This article was first published on 8th June

Annual Management Charge (‘AMC’)

The AMC is the fee taken by the manager of your fund or unit trust. It is expressed as a percentage of the value of the fund, calculated daily and deducted automatically from the value of the fund. You probably won’t notice it reducing your wealth unless the investment performance of the fund is poor. For example, if the value of your investment falls by 2% then part of this may be investment losses but part of it will be the fees that the manager has charged.

The typical AMC for an actively managed fund investing in shares used to be 1.5% per annum. However, this practice obscured the fact that the manager paid some of the AMC as a “kick-back” to financial advisers, brokers or investment platforms for introducing customers.

The Financial Conduct Authority (FCA) banned this practice from April 2014.

Managers, advisers, brokers and platforms are now required to disclose separately the fees they take (see Investment Platform fees, below).

The ‘clean’ AMC for actively managed funds now averages 0.75%. If you invest in passively managed or index-tracking funds the average AMC is around 0.1%.

Other charges and costs

If you invest in a fund, you gain immediate exposure to the shares of many companies instead of having to buy them one-by-one. However, there are some charges incurred by funds – for example, legal fees, audit fees and printing of annual reports etc – that you would not incur if investing directly yourself.

On average, these amount to around 0.1% per annum.

I think this is a reasonable price to pay for diversification. But, beware investing in funds at launch and small funds generally. In this case, when expressed as a percentage of a small fund value, the affect of such charges can be significant.

Funds also incur trading costs whenever they buy and sell shares. A recent Which report concluded these could be as high as 1.8% per annum if the manager changed investments frequently. If this is true, I suggest you avoid managers who trade too often.

Most passive or index-tracking managers – e.g. LGIM, Vanguard, Blackrock – aim to match the performance of the stock market after all costs including trading have been deducted. Check their historical performance to see if they have achieved this!
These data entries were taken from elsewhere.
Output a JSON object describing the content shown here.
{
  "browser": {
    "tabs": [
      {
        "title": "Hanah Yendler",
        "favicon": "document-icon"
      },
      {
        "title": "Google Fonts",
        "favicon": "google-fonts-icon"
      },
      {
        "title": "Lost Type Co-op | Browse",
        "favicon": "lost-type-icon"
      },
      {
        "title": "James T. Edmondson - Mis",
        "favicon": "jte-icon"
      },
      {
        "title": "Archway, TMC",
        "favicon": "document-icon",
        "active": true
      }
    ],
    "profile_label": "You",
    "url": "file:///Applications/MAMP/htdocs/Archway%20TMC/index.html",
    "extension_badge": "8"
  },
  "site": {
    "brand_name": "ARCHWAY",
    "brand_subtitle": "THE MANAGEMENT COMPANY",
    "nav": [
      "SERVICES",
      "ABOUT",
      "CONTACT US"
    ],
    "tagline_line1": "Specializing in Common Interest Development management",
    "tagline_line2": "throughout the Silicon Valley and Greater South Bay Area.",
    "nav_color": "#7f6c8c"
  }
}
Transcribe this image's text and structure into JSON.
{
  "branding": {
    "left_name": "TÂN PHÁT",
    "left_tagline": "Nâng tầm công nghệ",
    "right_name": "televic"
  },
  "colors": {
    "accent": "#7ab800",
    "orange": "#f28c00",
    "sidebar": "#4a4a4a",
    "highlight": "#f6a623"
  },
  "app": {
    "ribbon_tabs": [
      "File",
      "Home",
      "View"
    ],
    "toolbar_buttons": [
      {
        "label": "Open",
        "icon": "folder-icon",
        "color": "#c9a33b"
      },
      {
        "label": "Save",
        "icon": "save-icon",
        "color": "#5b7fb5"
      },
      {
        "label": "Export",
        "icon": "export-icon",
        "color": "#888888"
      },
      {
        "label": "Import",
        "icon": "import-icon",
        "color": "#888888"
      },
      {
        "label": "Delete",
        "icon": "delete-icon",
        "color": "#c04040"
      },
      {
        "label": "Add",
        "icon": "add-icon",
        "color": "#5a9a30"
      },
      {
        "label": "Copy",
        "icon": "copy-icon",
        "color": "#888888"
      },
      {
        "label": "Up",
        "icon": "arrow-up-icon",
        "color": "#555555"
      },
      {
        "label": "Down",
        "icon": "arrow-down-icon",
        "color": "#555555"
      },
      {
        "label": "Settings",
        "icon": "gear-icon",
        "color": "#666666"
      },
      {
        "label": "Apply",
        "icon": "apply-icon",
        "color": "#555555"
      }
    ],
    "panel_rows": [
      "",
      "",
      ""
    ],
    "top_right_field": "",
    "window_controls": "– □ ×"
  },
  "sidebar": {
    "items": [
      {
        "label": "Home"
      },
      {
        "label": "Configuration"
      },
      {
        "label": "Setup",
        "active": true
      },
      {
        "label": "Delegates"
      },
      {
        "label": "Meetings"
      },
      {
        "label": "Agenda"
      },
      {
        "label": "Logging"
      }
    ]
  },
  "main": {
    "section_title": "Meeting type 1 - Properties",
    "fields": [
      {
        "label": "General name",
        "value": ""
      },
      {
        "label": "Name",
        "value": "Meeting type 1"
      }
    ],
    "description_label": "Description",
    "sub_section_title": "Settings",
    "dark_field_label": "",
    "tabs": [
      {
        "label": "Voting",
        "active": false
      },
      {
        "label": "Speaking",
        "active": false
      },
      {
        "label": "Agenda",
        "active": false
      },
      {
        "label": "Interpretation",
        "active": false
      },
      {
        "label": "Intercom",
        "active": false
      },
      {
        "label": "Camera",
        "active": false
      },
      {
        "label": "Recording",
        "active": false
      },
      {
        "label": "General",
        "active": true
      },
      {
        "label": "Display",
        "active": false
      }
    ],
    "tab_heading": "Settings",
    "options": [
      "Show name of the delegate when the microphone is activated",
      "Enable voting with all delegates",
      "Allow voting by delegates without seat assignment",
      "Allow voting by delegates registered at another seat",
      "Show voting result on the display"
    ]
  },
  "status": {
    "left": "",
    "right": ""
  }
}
Some active managers buy and hold shares for the long term and rarely trade – this can benefit their long term performance.

Investment Platform Fees

There are thousands of funds available for investment in the UK and over 100 managers. In recent years, brokers, investment houses and pure technology companies have established independent web-based ‘portals’ or ‘investment platforms’ to facilitate the buying and selling of these funds. You may be using one if you have a self-invested pension plan (SIPP), ISA or other share portfolio. And, if you delegate to an independent financial adviser they will almost certainly invest your money via an investment platform.

Investment platforms charge a combination of a fund administration fee for funds, an annual management fee for shares and other investments and a brokerage fee for buying and selling shares and other securities.

The fees vary considerably and depend on the size of your portfolio, whether you invest in funds, shares or a combination of funds and shares and how often you change your investments.

For a £100,000 portfolio, fees can vary from £100 (0.1%) to £400 (0.4%) per annum depending on the platform you choose.